Los directores jurídicos y los profesionales del ámbito legal que tratan esta cuestión como una mera cuestión técnica corren el riesgo de quedarse cortos en su adopción de la IA y, en última instancia, también se exponen a responsabilidades legales.
El papel del director jurídico: gestionar el equilibrio
También hay que gestionar los límites. Gartner recomienda que el Director Jurídico concentre la supervisión en los casos de uso de IA de alto riesgo utilizando criterios claros de aprobación o denegación, en lugar de aplicar fricciones a todas las iniciativas. A medida que las capacidades evolucionan y la organización aprende, esa línea cambia.

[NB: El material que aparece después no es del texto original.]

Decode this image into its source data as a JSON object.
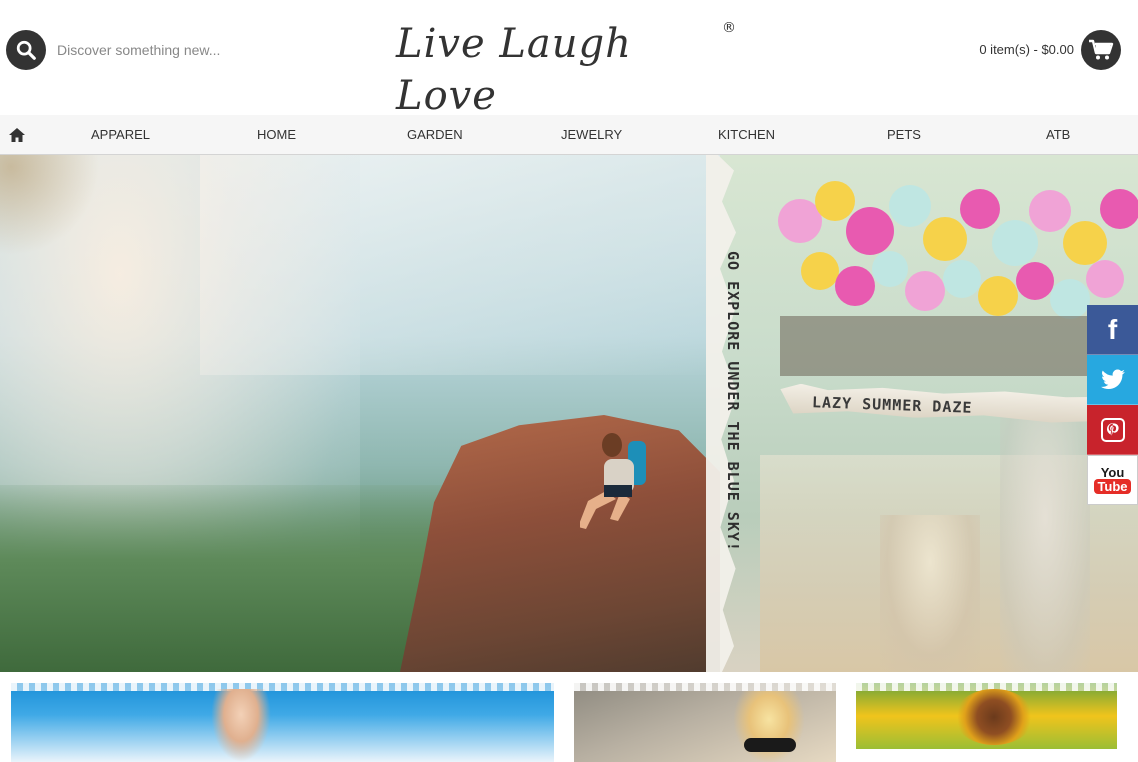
{
  "header": {
    "search_placeholder": "Discover something new...",
    "logo_text": "Live Laugh Love",
    "logo_mark": "®",
    "cart_summary": "0 item(s) - $0.00"
  },
  "nav": {
    "items": [
      {
        "label": "APPAREL"
      },
      {
        "label": "HOME"
      },
      {
        "label": "GARDEN"
      },
      {
        "label": "JEWELRY"
      },
      {
        "label": "KITCHEN"
      },
      {
        "label": "PETS"
      },
      {
        "label": "ATB"
      }
    ]
  },
  "hero": {
    "text_vertical": "GO EXPLORE UNDER THE BLUE SKY!",
    "text_strip": "LAZY SUMMER DAZE"
  },
  "social": {
    "facebook": "f",
    "youtube_line1": "You",
    "youtube_line2": "Tube"
  },
  "colors": {
    "icon_dark": "#333333",
    "facebook": "#3b5998",
    "twitter": "#27a8e0",
    "pinterest": "#c8232c",
    "youtube": "#e52d27"
  }
}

Gestionarla es una responsabilidad permanente, no una configuración puntual. Requiere un marco diseñado para mantenerse a lo largo del tiempo. Ninguna otra función combina de la misma manera la conciencia del riesgo, la autoridad de gobernanza y la visibilidad interfuncional. El director jurídico es la persona adecuada para liderar este debate.
La automatización legal consciente empieza por saber dónde parar
Las organizaciones que aciertan con la automatización jurídica automatizan con claridad. Esta claridad, a su vez, requiere un marco y disciplina para seguirlo.
Adoptar un enfoque consciente de IA es la única forma de resolver realmente las necesidades de su equipo, automatizar de forma inteligente y limitar su búsqueda a los proveedores de servicios que se ajusten a sus expectativas.